Mingrui Wu, Lu Wang, Pu Zhao, Fangkai Yang, Jianjin Zhang, Jianfeng Liu, Yuefeng Zhan, Weihao Han, Hao Sun, Jiayi Ji, Xiaoshuai Sun, Qingwei Lin, Weiwei Deng, Dongmei Zhang, Feng Sun, Qi Zhang, Rongrong Ji

2025-05-26

RePrompt: Reasoning-Augmented Reprompting for Text-to-Image Generation
  via Reinforcement Learning

Summary

This paper talks about RePrompt, a new technique that helps AI models create better images from text descriptions by teaching them to reason and adjust their prompts for improved results.

What's the problem?

The problem is that when you ask an AI to generate an image from a text description, it often struggles to get the layout and details right, especially when the description is complicated or involves several objects and relationships.

What's the solution?

The researchers designed RePrompt, a system that uses reinforcement learning to let the AI try different prompts and learn which ones lead to better images.
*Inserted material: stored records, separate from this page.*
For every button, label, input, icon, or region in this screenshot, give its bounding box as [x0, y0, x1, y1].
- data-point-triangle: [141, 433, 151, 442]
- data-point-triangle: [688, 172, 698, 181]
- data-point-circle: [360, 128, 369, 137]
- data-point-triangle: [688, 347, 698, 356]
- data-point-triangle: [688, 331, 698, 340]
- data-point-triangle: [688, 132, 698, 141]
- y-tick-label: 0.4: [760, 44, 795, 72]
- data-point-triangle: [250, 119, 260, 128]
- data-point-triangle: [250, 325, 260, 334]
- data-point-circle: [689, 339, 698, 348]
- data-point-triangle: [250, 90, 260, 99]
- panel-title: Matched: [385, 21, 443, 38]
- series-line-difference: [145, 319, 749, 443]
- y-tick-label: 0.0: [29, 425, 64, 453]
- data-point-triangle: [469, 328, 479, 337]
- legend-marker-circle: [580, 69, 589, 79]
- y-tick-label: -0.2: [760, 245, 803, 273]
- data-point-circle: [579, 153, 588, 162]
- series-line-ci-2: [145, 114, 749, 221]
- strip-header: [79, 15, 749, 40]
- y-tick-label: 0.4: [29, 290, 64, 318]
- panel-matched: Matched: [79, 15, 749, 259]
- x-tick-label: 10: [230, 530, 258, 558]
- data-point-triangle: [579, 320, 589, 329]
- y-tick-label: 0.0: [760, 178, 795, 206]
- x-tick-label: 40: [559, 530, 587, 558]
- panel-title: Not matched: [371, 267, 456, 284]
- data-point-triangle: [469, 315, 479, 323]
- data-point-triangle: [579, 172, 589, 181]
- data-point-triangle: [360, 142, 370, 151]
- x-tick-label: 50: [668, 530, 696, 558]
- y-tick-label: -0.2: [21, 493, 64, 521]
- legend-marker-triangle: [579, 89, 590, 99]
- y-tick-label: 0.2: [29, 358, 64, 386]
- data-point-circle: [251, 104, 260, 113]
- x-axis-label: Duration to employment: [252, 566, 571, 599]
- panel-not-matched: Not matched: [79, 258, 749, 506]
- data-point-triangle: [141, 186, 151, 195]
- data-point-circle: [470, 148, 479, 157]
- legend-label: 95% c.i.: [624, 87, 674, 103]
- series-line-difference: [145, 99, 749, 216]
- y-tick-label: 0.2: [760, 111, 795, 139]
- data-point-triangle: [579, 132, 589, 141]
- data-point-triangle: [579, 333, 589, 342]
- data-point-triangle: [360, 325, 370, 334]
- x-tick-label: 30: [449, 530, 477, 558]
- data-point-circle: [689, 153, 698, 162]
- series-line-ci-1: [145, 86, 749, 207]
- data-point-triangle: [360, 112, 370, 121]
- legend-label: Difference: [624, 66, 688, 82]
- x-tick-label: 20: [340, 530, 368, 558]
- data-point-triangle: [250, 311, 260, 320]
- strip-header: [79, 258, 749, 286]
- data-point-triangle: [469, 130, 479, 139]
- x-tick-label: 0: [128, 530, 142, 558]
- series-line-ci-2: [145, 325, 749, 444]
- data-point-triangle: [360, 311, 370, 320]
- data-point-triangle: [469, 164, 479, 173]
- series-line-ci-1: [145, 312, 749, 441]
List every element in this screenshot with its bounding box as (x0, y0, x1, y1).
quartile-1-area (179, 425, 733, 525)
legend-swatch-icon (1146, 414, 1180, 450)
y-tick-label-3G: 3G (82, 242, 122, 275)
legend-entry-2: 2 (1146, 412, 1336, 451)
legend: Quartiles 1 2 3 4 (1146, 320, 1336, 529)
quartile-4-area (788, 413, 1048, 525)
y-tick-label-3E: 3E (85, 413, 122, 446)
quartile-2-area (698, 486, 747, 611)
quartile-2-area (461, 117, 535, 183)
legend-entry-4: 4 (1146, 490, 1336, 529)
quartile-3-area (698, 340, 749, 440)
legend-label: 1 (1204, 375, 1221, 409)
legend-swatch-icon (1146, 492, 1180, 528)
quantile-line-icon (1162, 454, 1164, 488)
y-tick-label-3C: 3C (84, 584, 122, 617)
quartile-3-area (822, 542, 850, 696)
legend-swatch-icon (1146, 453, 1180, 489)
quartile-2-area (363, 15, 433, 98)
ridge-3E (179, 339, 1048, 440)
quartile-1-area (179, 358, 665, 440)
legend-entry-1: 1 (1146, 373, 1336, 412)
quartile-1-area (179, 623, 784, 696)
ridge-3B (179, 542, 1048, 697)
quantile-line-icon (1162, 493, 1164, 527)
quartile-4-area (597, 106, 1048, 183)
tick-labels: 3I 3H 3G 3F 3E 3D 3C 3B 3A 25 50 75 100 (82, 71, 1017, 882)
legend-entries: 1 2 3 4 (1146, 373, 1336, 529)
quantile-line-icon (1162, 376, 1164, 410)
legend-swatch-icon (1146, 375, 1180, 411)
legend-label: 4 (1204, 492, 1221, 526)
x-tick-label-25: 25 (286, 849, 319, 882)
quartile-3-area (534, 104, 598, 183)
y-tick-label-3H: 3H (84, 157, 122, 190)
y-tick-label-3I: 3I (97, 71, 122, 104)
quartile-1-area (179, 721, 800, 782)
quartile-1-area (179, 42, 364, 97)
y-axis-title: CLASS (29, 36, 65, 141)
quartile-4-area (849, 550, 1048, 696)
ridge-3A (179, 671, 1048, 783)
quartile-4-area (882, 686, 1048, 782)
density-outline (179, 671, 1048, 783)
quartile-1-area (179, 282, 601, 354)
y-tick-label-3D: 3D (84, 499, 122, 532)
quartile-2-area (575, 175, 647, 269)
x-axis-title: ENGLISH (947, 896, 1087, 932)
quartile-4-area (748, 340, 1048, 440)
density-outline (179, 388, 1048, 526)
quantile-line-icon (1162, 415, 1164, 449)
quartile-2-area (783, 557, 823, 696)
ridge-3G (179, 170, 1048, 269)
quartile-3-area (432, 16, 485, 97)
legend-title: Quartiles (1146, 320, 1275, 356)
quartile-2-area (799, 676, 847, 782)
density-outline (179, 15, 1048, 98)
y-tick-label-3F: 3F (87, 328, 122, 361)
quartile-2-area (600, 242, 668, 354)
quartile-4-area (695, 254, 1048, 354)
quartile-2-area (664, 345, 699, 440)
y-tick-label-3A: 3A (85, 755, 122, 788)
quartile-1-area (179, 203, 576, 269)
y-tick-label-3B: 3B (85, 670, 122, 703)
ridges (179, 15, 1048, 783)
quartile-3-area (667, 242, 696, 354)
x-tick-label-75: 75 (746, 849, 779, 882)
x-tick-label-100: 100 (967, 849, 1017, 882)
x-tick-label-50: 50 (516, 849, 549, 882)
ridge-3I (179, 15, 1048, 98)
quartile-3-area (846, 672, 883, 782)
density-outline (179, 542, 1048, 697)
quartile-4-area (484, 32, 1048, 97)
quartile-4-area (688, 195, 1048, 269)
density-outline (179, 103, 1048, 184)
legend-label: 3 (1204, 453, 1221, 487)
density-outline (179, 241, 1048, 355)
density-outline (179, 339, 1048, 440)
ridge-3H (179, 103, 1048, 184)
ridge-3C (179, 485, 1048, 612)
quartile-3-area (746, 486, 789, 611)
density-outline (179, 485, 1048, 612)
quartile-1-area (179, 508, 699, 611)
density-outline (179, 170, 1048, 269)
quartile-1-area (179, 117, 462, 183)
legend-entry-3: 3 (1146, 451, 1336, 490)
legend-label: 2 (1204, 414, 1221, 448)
This approach helps the model understand how to arrange things in the picture and handle more complex descriptions.

Why it matters?

This is important because it means AI can create images that better match what people ask for, making text-to-image tools much more useful for art, design, education, and creative projects.

Abstract

RePrompt, a reprompting framework using reinforcement learning, enhances text-to-image generation by optimizing for image-level outcomes, significantly improving spatial layout and compositional generalization.